The Global Carbon Project’s budgets provide a picture of the global cycle of the three greenhouse gases that contribute most to human-induced global warming - carbon dioxide, methane, and nitrous oxide.

To curb human-induced climate change, governments, industries and the community need comprehensive information about the processes responsible for the emission and absorption of greenhouse gases, and what remains in the atmosphere. 

The Global Carbon Project is meeting this need by developing global budgets that provide a complete picture of the cycles (including natural and human drivers) of the main greenhouse gases, carbon dioxide (CO2), methane (CH4) and nitrous oxide (N2O). These are the three greenhouse gases that contribute most to human-induced global warming.

The Global Carbon Project is a Global Research Project of Future Earth and a research partner of the World Climate Research Programme. It was formed to work with the international science community to establish a common and mutually agreed knowledge base to support policy debate and action to slow down and ultimately stop the increase of greenhouse gases in the atmosphere.

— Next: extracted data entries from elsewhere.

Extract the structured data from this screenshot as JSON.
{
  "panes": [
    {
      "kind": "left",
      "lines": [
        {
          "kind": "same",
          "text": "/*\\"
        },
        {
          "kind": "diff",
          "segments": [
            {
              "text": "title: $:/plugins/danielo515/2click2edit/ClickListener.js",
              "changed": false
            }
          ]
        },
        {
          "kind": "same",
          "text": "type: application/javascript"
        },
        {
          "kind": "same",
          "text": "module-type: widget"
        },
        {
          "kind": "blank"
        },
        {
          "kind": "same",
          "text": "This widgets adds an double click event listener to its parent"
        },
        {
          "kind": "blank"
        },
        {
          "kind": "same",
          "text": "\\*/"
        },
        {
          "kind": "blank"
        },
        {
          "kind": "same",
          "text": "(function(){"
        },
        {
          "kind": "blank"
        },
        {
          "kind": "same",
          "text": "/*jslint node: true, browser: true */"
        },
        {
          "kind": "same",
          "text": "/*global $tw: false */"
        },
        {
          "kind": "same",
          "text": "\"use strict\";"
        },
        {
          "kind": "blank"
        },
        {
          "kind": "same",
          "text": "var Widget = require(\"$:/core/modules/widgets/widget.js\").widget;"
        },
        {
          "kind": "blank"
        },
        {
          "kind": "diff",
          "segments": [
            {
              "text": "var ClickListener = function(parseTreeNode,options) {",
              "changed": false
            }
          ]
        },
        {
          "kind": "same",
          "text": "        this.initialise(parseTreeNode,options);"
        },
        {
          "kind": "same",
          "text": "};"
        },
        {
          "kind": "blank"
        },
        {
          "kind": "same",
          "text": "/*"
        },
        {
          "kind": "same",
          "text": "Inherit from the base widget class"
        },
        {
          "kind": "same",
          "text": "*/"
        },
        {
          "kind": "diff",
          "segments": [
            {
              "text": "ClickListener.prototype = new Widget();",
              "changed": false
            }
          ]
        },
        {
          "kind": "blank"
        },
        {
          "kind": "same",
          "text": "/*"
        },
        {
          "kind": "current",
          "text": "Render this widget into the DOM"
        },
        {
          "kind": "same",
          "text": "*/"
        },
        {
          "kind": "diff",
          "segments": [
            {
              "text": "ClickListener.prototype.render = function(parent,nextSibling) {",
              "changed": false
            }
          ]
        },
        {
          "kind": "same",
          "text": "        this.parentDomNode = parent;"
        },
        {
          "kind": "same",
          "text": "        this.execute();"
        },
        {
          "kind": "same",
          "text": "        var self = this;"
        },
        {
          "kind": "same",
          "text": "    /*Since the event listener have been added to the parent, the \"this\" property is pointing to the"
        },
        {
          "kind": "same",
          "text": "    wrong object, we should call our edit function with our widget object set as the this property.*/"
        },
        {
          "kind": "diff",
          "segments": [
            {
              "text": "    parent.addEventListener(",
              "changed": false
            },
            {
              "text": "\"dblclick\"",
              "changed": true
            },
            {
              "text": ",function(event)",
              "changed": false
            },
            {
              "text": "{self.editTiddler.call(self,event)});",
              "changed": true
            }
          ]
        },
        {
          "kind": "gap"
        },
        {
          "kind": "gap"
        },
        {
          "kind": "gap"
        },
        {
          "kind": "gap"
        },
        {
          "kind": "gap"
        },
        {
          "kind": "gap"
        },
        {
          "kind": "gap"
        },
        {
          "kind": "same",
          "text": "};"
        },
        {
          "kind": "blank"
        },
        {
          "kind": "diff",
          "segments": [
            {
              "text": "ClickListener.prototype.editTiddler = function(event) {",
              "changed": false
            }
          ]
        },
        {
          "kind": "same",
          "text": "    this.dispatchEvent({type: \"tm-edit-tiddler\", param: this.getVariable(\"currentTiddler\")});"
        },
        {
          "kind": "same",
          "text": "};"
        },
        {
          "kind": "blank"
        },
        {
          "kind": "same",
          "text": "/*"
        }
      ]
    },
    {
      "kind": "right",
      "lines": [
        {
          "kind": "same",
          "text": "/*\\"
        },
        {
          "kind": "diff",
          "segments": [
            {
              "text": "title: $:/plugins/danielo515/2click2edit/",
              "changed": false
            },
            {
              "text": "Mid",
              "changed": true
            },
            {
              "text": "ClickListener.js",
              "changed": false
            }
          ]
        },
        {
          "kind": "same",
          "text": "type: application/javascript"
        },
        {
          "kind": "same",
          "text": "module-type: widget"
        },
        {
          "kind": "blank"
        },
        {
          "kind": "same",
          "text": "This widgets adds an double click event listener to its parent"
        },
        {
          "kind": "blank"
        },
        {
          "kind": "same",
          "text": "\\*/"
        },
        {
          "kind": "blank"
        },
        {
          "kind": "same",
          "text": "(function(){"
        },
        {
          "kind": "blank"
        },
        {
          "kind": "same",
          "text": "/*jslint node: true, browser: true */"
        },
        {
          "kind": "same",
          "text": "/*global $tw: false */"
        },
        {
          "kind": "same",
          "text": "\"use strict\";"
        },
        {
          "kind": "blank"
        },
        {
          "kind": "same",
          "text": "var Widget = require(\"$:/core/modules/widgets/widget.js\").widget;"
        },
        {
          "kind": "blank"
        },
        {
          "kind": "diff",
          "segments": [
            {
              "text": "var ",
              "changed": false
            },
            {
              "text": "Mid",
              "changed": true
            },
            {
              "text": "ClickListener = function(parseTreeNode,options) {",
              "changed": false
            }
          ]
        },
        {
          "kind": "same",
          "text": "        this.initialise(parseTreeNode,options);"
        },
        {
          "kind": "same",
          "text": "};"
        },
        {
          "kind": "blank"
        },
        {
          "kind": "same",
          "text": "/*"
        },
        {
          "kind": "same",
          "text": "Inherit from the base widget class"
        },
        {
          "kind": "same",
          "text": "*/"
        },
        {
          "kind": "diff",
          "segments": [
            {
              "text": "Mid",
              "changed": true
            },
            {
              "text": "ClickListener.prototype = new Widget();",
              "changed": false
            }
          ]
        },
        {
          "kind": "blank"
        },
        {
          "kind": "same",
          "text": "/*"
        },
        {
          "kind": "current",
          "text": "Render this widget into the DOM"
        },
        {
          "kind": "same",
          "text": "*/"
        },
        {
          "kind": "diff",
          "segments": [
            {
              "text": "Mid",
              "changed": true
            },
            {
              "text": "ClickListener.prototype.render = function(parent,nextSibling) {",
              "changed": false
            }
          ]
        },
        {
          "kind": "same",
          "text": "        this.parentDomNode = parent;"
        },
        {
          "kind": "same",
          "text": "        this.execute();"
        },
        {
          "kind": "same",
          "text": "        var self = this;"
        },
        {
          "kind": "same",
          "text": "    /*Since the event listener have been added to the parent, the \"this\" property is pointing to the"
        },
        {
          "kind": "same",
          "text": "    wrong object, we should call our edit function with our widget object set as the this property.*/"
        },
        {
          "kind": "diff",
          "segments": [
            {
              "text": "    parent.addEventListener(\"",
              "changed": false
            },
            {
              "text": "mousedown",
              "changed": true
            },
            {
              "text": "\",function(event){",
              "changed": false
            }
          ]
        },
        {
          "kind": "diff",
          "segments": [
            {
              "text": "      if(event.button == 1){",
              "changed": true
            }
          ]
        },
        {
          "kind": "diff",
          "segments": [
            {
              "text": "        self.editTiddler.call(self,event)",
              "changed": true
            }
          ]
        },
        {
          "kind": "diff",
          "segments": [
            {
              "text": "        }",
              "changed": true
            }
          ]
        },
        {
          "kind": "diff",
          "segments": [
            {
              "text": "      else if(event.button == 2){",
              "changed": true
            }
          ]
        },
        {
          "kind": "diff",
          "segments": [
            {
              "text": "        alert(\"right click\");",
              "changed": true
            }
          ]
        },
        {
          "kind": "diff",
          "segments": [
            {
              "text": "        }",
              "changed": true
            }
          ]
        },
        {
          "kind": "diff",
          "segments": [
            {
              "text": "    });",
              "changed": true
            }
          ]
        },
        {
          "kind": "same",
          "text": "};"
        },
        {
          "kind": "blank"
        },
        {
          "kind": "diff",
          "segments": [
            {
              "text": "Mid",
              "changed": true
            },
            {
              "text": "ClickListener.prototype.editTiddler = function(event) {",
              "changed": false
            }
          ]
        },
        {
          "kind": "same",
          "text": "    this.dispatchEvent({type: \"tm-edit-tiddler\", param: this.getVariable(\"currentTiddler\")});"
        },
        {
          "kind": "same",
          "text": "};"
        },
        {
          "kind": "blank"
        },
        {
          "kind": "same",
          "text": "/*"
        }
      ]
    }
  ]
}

Dozens of research institutions around the world voluntarily contribute to the various budget efforts to updated them and improve the underlaying scientific rigour. CSIRO is proud to contribute and provide leadership on these efforts, in addition to hosting the International Global Carbon Project Office. 

The global greenhouse gas budgets are published regularly through scientific papers that outline the methodologies and data used for transparency and traceability, along with key messages. The research detailed in these papers is based on emissions from multiple national and global inventories, a diverse modelling capability covering land, oceans, and atmosphere, and various approaches for future projections.